(Kitco News) – Goldman Sachs Group upgraded its gold forecast for the first time this year, upping its 3-month and 6-month projections to $1,575 and $1,600 an ounce in light of escalating trade war tensions.
Gold prices were solidly above $1,500 an ounce on Monday — a level that was hit last week for the first time since 2013.
After rising nearly 4% last week, gold’s rally is far from over, according to analysts at Goldman, who see more upside in the yellow metal.
“Gold prices have increased further as a weaker CNY sparked substantial U.S. and global growth fears. With growth worries likely to persist, gold could rise further, driven by an increased ETF allocation from portfolio managers, who continue to under-own gold. We raise our 3, 6, 12 month gold price forecasts from $1,450, $1,475, $1,475/toz to $1,575, $1,600 and $1,600/toz, respectively,” Goldman analysts said in a note.
The U.S.-China trade war has entered stage two this summer as U.S. President Donald Trump announced a 10% tariff on the remaining $300 billion worth of Chinese imports starting September 1, the note said.
“With the U.S. and China taking a harder line on trade, our economists no longer expect a trade deal before the 2020 president election—a fundamental change in view,” the analysts including Sabine Schels wrote on Wednesday.
A currency war with depreciating CNY plays a key role in trade war tensions and Goldman’s outlook for the precious metals.
“Previously, China opted for stability and defended its currency in order to facilitate the ongoing trade negotiations in the background. Now, FX appears to be playing an increasingly central role in the trade tensions,” the analysts said. “We estimate that a 10% depreciation of CNY vs USD would spell as much as 13% downside to the S&P GSCI industrial metals sub-index.”

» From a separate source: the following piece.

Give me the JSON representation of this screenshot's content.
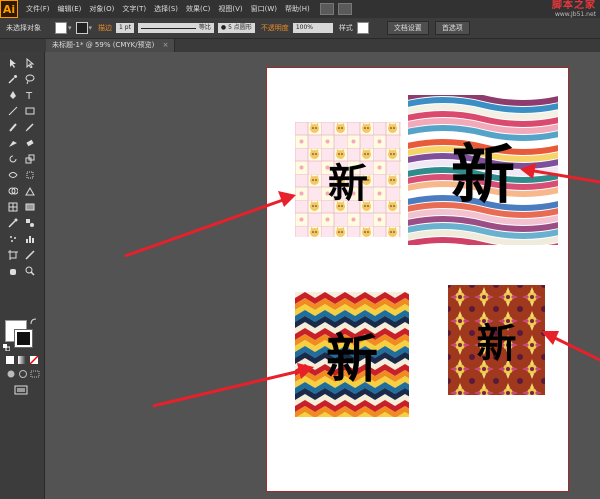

Weaker CNY, in this case, means higher gold prices due to increased global growth fears, added Goldman.
“The depreciation of the CNY led to an increase in ‘fear’, lower long term U.S. rates, and thus a higher gold price. Thus, a substantial depreciation of the CNY could lead to more ‘fear’ regarding U.S. and global growth akin to early 2016 and should be bullish gold,” the analysts stated.
Gold’s ETF demand is also on a strong uptrend, with Goldman upping its 2019 forecast from 300 tonnes to 600 tonnes.
“Now with the DM CAI persistently low, the trade war escalating, global equities selling off and volatility spiking, it looks like our risk scenario is playing out. Indeed, gold ETFs have recently built momentum almost as strong as in 2016 and we believe that can be maintained in the short term,” the analysts said.